Two other general classes of hypotheses: equilibrium and non-equilibrium hypotheses. There have been alternative classification schemes proposed (time-based, habitat heterogeneity-based, evolutionary-based, etc - see Willig et al. (2003) for a nice recent review).
Equilibrium hypotheses suggest that a "steady state" has been reached among the processes that influence species diversity and that the forces that increase diversity are exactly balanced by those that reduce diversity such that species diversity remains fixed through time. In other words, if we revisited an area in 100,000 years it would have the same species diversity (although the species composition may have changed). The differences among areas in observed species diversity simply reflect the different relative magnitudes of forces that increase or decrease species diversity in a given area (imagine two containers each with a hole at a different height from the bottom. Water enters each container at the same rate, but the one with the lower hole holds less water (fewer species).)
Non-equilibrium hypotheses involve the idea that a given community has not yet reached a "steady state" and species diversity is still in the process of increasing (or decreasing) after some historical disturbance. In other words, if we came back 100,000 years later, the species diversity may have changed to reach its "true" level. For example, Pleistocene glaciations eliminated most life from North America north of about 46 degrees latutude. After the ice sheets left, animals and plants recolonized the vast area and perhaps the gradient in species diversity is simply due to the fact that not enough time has elasped to allow all species to reach or establish populations in the newly-exposed habitat. Such habitats are considered as "unsaturated" and given enough time the species diversities will increase to be the same as at more tropical latitudes.
Six major sub-hypotheses have been proposed to account for the latitidinal gradient:
1. Historical perturbations (non-equilibrium): as explained above
2. Productivity: tropical areas are more productive and there is more usuable energy available to be subdivided amongst more niches and hence more species. Opportunities for resource specialization increase species diversity. The figure below illustrates this idea. The y-axis represents population density and energy or productivity. The x-axis represents resource type (or niche type). The upper curve in each panel represents the level of productivity (or population density) in an unproductive habitat (top) and a more productive habitat (bottom). The area under each of the number curves (1-5) represents the population size of each species. Note that in the productive environment, more species are able to achieve some critical value of population size (the area under each curve) although each occupies a narrower niches (smaller portion of the x-axis). This is because of the greater height of each species curve allowed because the productivity curve is higher. This way, more productive environments may promote greater species diversity by allowing the persistence of more species that show a greater degree of resource specialization.

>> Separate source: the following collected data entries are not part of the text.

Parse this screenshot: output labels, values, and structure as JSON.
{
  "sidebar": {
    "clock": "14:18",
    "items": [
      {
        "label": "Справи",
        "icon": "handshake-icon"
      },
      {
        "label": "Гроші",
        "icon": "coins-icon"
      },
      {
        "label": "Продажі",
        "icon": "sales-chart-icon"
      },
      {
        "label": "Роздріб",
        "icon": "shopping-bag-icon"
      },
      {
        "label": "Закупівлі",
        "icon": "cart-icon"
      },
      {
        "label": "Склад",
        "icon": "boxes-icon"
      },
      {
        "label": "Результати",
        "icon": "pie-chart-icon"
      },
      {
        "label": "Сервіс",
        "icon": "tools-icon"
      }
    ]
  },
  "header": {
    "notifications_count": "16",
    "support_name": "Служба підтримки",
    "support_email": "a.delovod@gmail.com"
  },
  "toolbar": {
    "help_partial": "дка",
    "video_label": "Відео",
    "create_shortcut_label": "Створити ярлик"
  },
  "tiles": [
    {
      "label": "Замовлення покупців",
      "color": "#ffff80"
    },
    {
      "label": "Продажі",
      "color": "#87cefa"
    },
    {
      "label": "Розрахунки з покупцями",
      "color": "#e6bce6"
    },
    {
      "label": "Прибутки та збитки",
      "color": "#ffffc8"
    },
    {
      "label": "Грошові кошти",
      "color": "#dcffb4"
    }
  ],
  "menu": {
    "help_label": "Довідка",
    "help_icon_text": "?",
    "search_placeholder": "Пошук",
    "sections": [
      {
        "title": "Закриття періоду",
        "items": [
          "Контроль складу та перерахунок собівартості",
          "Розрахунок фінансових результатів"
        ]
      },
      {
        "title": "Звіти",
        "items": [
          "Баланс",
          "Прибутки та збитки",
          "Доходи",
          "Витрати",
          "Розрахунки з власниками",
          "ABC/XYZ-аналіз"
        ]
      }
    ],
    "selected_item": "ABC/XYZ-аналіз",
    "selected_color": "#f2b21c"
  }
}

Alas, it's not quite so simple. Although productivity is typically correlated positively with increase species diversity (see figure below for terrestrail vertebrates in NA), it has its limits.

In fact, the productivity-species diversity relationship is often "dome-shaped", i.e., maximal species diversity is found in areas of intermediate productivity. In fact, going back to the figure of foraminiferal diversity and latitude, note how the greatest species diversity tends, in this case, to be at intermediate latitudes (i.e., those having intermediate productivities). In addition, some of the most productive environments on earth are not the most speciose (e.g., estuaries, salt marshes, hydrothermal vents, shallow eutrophic lakes).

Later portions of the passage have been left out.